THE IMPACT OF CUSTOM 3D‐PRINTED FOOTWEAR ON DIABETIC FOOT ULCER HEALING: A RANDOMIZED CONTROLLED TRIAL

Abstract

Background: Diabetic foot ulcers (DFUs) are a leading cause of morbidity and limb loss in diabetes. Effective offloading of plantar pressure is critical for ulcer healing, yet patient adherence to bulky offloading devices is often poor[1][2]. This study evaluated a novel patient-specific 3D-printed footwear system designed to improve pressure offloading and patient acceptance.

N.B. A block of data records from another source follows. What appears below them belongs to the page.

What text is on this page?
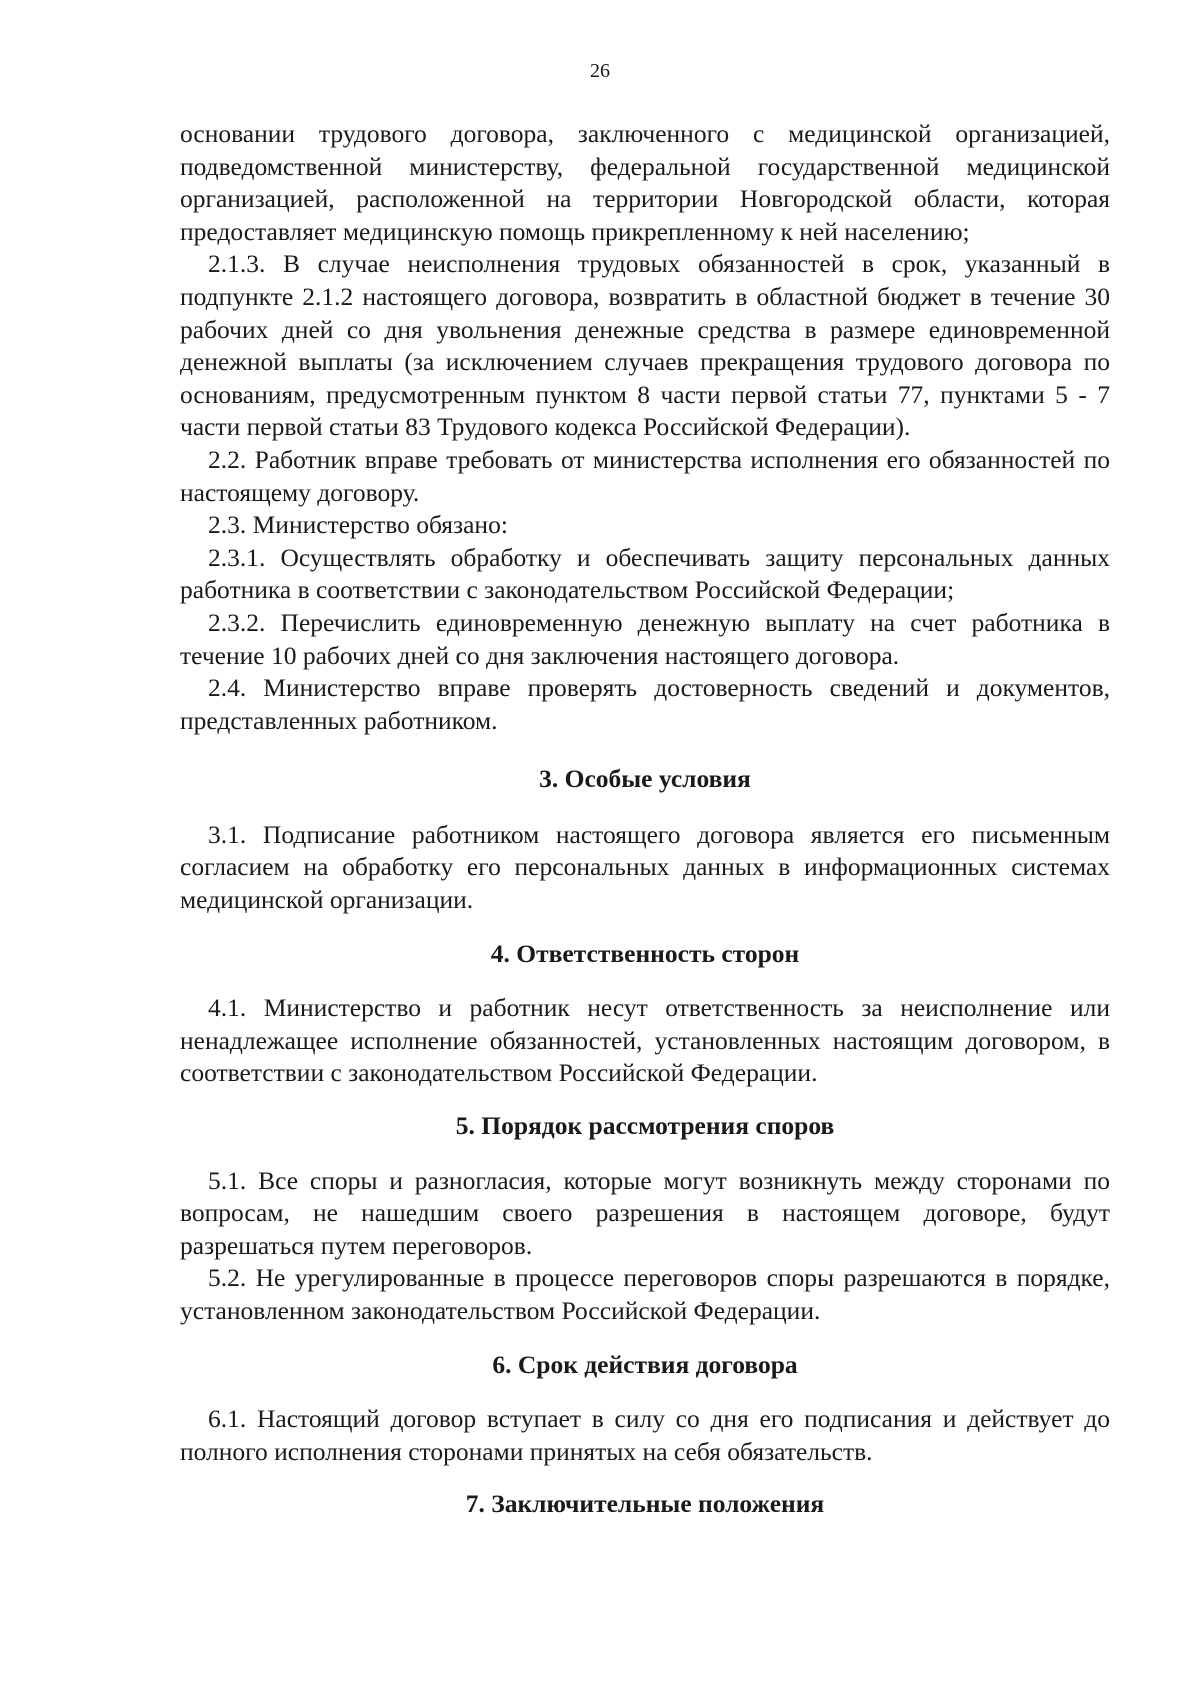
26

основании трудового договора, заключенного с медицинской организацией, подведомственной министерству, федеральной государственной медицинской организацией, расположенной на территории Новгородской области, которая предоставляет медицинскую помощь прикрепленному к ней населению;

2.1.3. В случае неисполнения трудовых обязанностей в срок, указанный в подпункте 2.1.2 настоящего договора, возвратить в областной бюджет в течение 30 рабочих дней со дня увольнения денежные средства в размере единовременной денежной выплаты (за исключением случаев прекращения трудового договора по основаниям, предусмотренным пунктом 8 части первой статьи 77, пунктами 5 - 7 части первой статьи 83 Трудового кодекса Российской Федерации).

2.2. Работник вправе требовать от министерства исполнения его обязанностей по настоящему договору.

2.3. Министерство обязано:

2.3.1. Осуществлять обработку и обеспечивать защиту персональных данных работника в соответствии с законодательством Российской Федерации;

2.3.2. Перечислить единовременную денежную выплату на счет работника в течение 10 рабочих дней со дня заключения настоящего договора.

2.4. Министерство вправе проверять достоверность сведений и документов, представленных работником.

3. Особые условия

3.1. Подписание работником настоящего договора является его письменным согласием на обработку его персональных данных в информационных системах медицинской организации.

4. Ответственность сторон

4.1. Министерство и работник несут ответственность за неисполнение или ненадлежащее исполнение обязанностей, установленных настоящим договором, в соответствии с законодательством Российской Федерации.

5. Порядок рассмотрения споров

5.1. Все споры и разногласия, которые могут возникнуть между сторонами по вопросам, не нашедшим своего разрешения в настоящем договоре, будут разрешаться путем переговоров.

5.2. Не урегулированные в процессе переговоров споры разрешаются в порядке, установленном законодательством Российской Федерации.

6. Срок действия договора

6.1. Настоящий договор вступает в силу со дня его подписания и действует до полного исполнения сторонами принятых на себя обязательств.

7. Заключительные положения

Methods: We conducted a two-arm randomized controlled trial with 50 patients having neuropathic plantar DFUs (Wagner grade 1–2). Participants were randomly assigned to use either custom 3D-printed therapeutic footwear (intervention, n = 22) or standard Microcellular Rubber (MCR) therapeutic footwear (control, n = 28). All patients received identical wound care. The 3D-printed shoes were created via 3D foot scanning, computer-aided design (CAD) customization, and fused deposition modeling (thermoplastic polyurethane filament) to produce contoured, pressure-offloading insoles. Primary outcome was the proportion of ulcers healed (complete epithelialization) within 12 weeks. Secondary outcomes included time to healing, plantar pressure reduction, footwear adherence (measured by self-reported wear logs and periodic in-shoe sensors), patient-reported comfort/satisfaction, and any ulcer-related complications. Data were analyzed by intention-to-treat.

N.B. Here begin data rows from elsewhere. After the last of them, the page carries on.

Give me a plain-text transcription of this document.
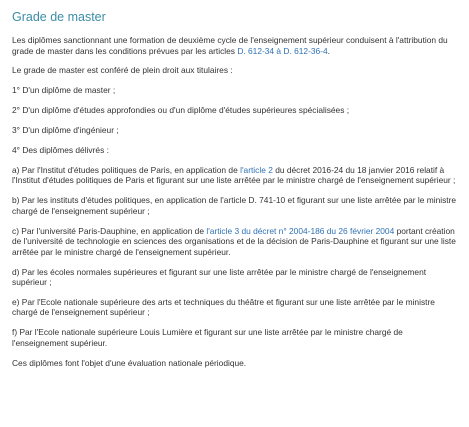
Grade de master

Les diplômes sanctionnant une formation de deuxième cycle de l'enseignement supérieur conduisent à l'attribution du grade de master dans les conditions prévues par les articles D. 612-34 à D. 612-36-4.

Le grade de master est conféré de plein droit aux titulaires :

1° D'un diplôme de master ;

2° D'un diplôme d'études approfondies ou d'un diplôme d'études supérieures spécialisées ;

3° D'un diplôme d'ingénieur ;

4° Des diplômes délivrés :

a) Par l'Institut d'études politiques de Paris, en application de l'article 2 du décret 2016-24 du 18 janvier 2016 relatif à l'Institut d'études politiques de Paris et figurant sur une liste arrêtée par le ministre chargé de l'enseignement supérieur ;

b) Par les instituts d'études politiques, en application de l'article D. 741-10 et figurant sur une liste arrêtée par le ministre chargé de l'enseignement supérieur ;

c) Par l'université Paris-Dauphine, en application de l'article 3 du décret n° 2004-186 du 26 février 2004 portant création de l'université de technologie en sciences des organisations et de la décision de Paris-Dauphine et figurant sur une liste arrêtée par le ministre chargé de l'enseignement supérieur.

d) Par les écoles normales supérieures et figurant sur une liste arrêtée par le ministre chargé de l'enseignement supérieur ;

e) Par l'Ecole nationale supérieure des arts et techniques du théâtre et figurant sur une liste arrêtée par le ministre chargé de l'enseignement supérieur ;

f) Par l'Ecole nationale supérieure Louis Lumière et figurant sur une liste arrêtée par le ministre chargé de l'enseignement supérieur.

Ces diplômes font l'objet d'une évaluation nationale périodique.
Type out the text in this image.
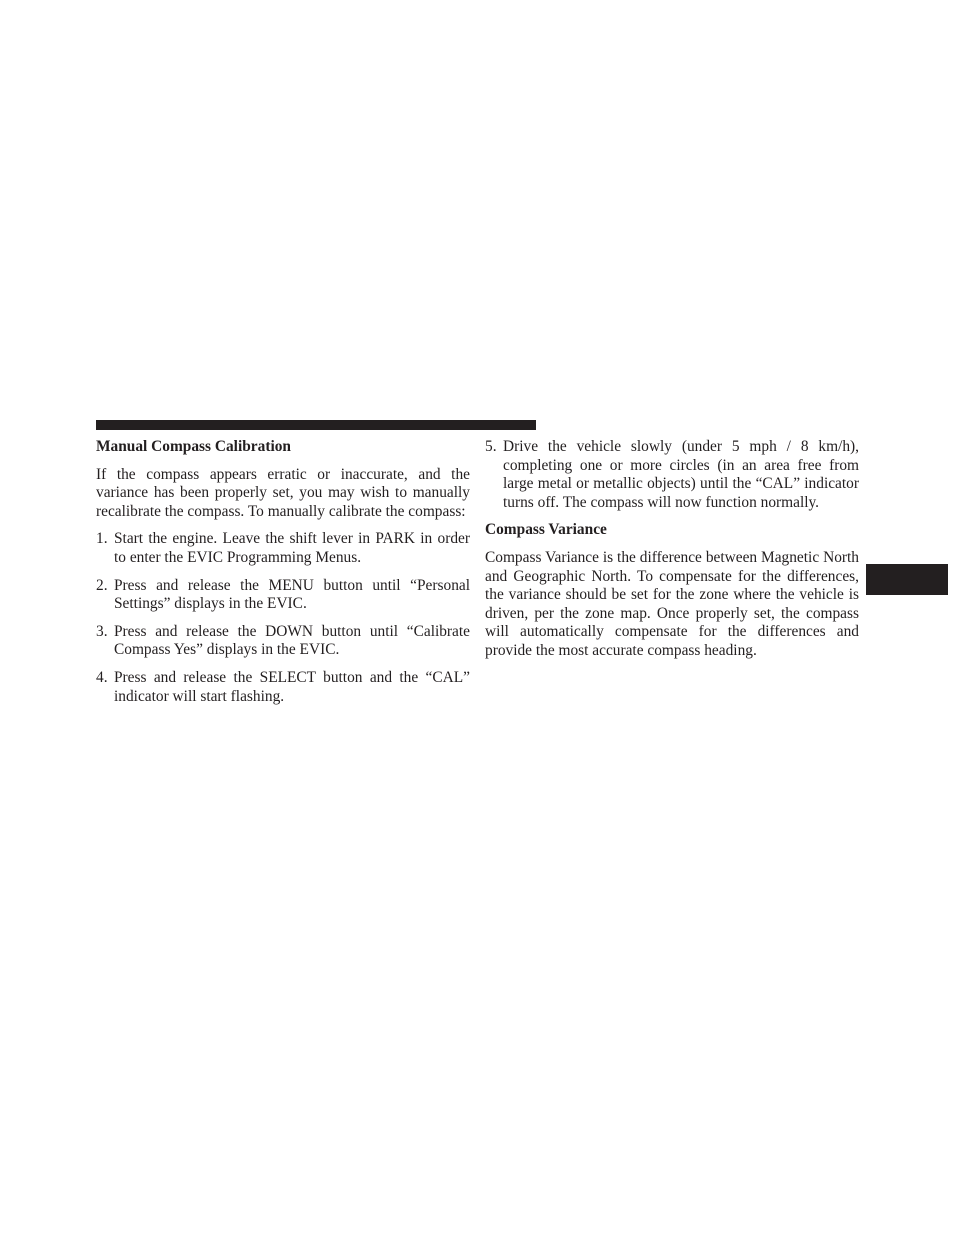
Manual Compass Calibration
If the compass appears erratic or inaccurate, and the variance has been properly set, you may wish to manually recalibrate the compass. To manually calibrate the compass:
1. Start the engine. Leave the shift lever in PARK in order to enter the EVIC Programming Menus.
2. Press and release the MENU button until “Personal Settings” displays in the EVIC.
3. Press and release the DOWN button until “Calibrate Compass Yes” displays in the EVIC.
4. Press and release the SELECT button and the “CAL” indicator will start flashing.
5. Drive the vehicle slowly (under 5 mph / 8 km/h), completing one or more circles (in an area free from large metal or metallic objects) until the “CAL” indicator turns off. The compass will now function normally.
Compass Variance
Compass Variance is the difference between Magnetic North and Geographic North. To compensate for the differences, the variance should be set for the zone where the vehicle is driven, per the zone map. Once properly set, the compass will automatically compensate for the differences and provide the most accurate compass heading.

Results: Baseline characteristics (age ~57 years, 50% male, diabetes duration ~11.5 years) were similar between groups. The custom 3D-printed insoles achieved superior pressure offloading: in-shoe pressure mapping showed ~40% reduction in peak plantar pressures at high-risk sites compared to standard insoles[3]. Healing outcomes favored the 3D-printed footwear. By 12 weeks, 86.7% of patients in the 3D-printed group achieved complete ulcer healing, versus 77.1% in the standard group (p < 0.001). Median time to healing was shorter in the 3D group (≈9 weeks) than in controls (≈12 weeks). Patients wearing 3D-printed footwear demonstrated higher adherence, wearing their offloading shoes for an estimated 93% of daily hours vs 85% in the control group (p < 0.001). They also reported greater comfort and satisfaction (mean satisfaction score 8.45 vs 7.32 out of 10, p = 0.0004). Fewer ulcer-related complications (infection, new ulcers) were observed in the 3D group, though numbers were too small for robust statistical comparison. No device-related adverse events occurred.

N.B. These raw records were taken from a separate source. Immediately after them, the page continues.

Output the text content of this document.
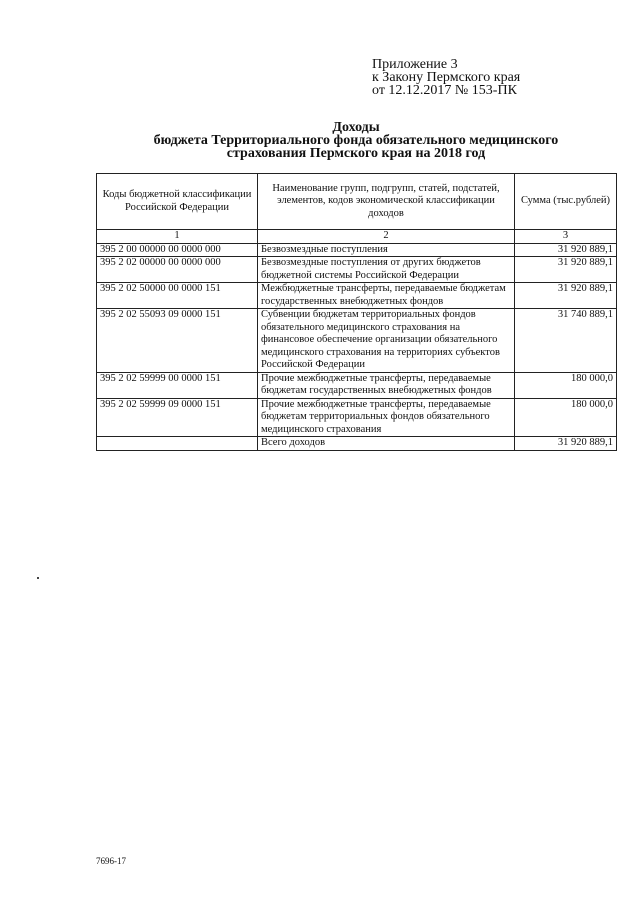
Приложение 3
к Закону Пермского края
от 12.12.2017 № 153-ПК
Доходы
бюджета Территориального фонда обязательного медицинского
страхования Пермского края на 2018 год
Коды бюджетной классификации Российской Федерации	Наименование групп, подгрупп, статей, подстатей, элементов, кодов экономической классификации доходов	Сумма (тыс.рублей)
1	2	3
395 2 00 00000 00 0000 000	Безвозмездные поступления	31 920 889,1
395 2 02 00000 00 0000 000	Безвозмездные поступления от других бюджетов бюджетной системы Российской Федерации	31 920 889,1
395 2 02 50000 00 0000 151	Межбюджетные трансферты, передаваемые бюджетам государственных внебюджетных фондов	31 920 889,1
395 2 02 55093 09 0000 151	Субвенции бюджетам территориальных фондов обязательного медицинского страхования на финансовое обеспечение организации обязательного медицинского страхования на территориях субъектов Российской Федерации	31 740 889,1
395 2 02 59999 00 0000 151	Прочие межбюджетные трансферты, передаваемые бюджетам государственных внебюджетных фондов	180 000,0
395 2 02 59999 09 0000 151	Прочие межбюджетные трансферты, передаваемые бюджетам территориальных фондов обязательного медицинского страхования	180 000,0
	Всего доходов	31 920 889,1
7696-17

Conclusions: Custom-fabricated 3D-printed footwear markedly improved DFU outcomes in this trial. The personalized 3D-printed shoes accelerated ulcer healing and enhanced patient adherence compared to standard therapeutic shoes. By combining effective plantar pressure relief with improved patient comfort, this innovative approach addresses both biomechanical and behavioral barriers in DFU care. The results suggest that patient-specific 3D-printed offloading footwear is a clinically beneficial and patient-friendly intervention for promoting diabetic foot ulcer healing. Further multicenter studies with longer follow-up are warranted to confirm long-term benefits and cost-effectiveness.